For 5 hours.  (Those real-life friends have a habit of dragging me outside when I'm busiest, otherwise it would have been double figures.)

During these 5 hours I took a trip to the forums.  Expecting to see a few fans like myself, hoping to relive some of the magic from our youth, I saw a massive amount of users ready to download and play the new Monkey Island game.  I'd never knew the genre still had this much life within it's fan-base.  Ironically, this 'life' caused the website to crash a lot and caused the forums to go down for maintenance. 

The wait was worth it.  Though LucasArts has little to do with the game they made famous, Ron Gilbert made a couple of trips to Telltale's studios to make sure they stuck to the old Monkey Island ways we fell in love with.  The first episode, in my eyes, was a hit and I loved every second of it.  The game took me 4 hours to complete, with the puzzles being challenging, but easy enough to spot the obvious solution with a little thought.  Hopefully the difficulty curve will increase as usual to make the next few games as awesome.
Dominic Armato continues his voice over to ToMI to voice Guybrush Threepwood, a fact which made me bring out my credit card ready to pre-order before I even realised what was going on.  He does, yet again, a brilliant job at capturing the charm and wit of Guybrush.

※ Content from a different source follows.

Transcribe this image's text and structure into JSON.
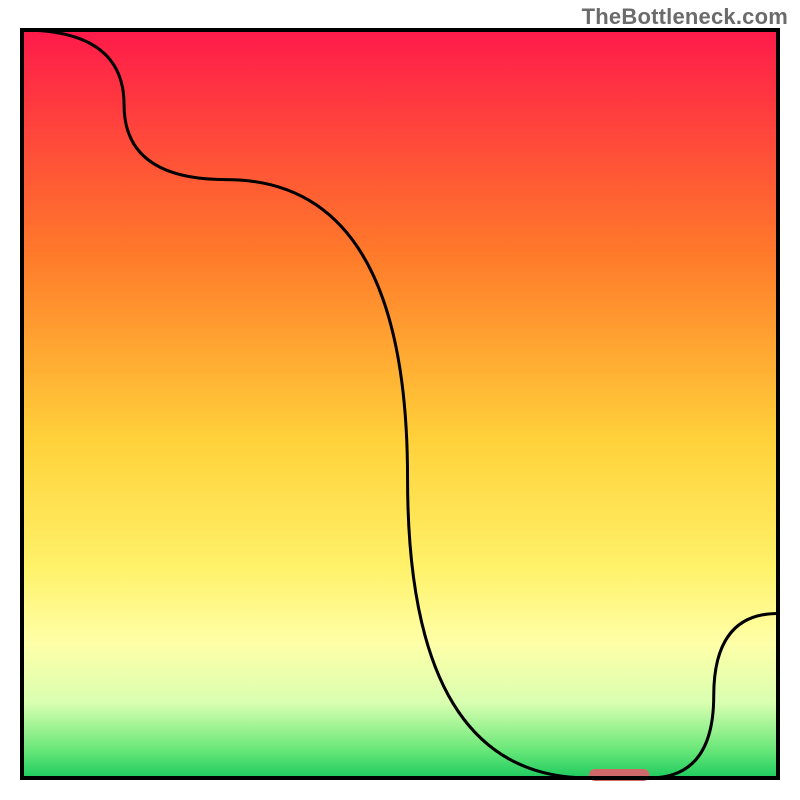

Next we have The Secret of Monkey Island: Special Edition.  A remake of the original game in 1990, with updated graphics and voice overs.  Once again, Dominic is there to take us through the Tri-Island area,hoping to be the next mighty pirate.  A clever feature of the game is the way you can press a button and it will digress to the original game, a-la pixels and crosshair.  This makes for an easy comparison between the games, and I find myself switching between each just to compare animations and scenery. 
The puzzles are the same as the original game, but now there's an added hint system.  On the PC version, press 'H', and you get a handy tip on screen.  This helps in some cases (as I found myself earlier) where I just couldn't figure out a solution to a puzzle, and didn't want to check a walkthrough for fear of spoiling a later puzzle. 

Away from the Monkey Island series, we also had Sam and Max season one hitting Xbox Live recently.  Though I've not played the Xbox version, I have played the PC version, and recommend the series to anyone who hasn't played either.  The humour of the game is on par with Sam and Max: Hit the Road.  That is to say, hilarious. 

All in all, I'm loving the recent revival of a genre that doesn't get nearly enough acclaim as it should.
You can stick with your Halos and your Calls of Duty.  I'm sticking with my three headed monkeys and funny haired pirates.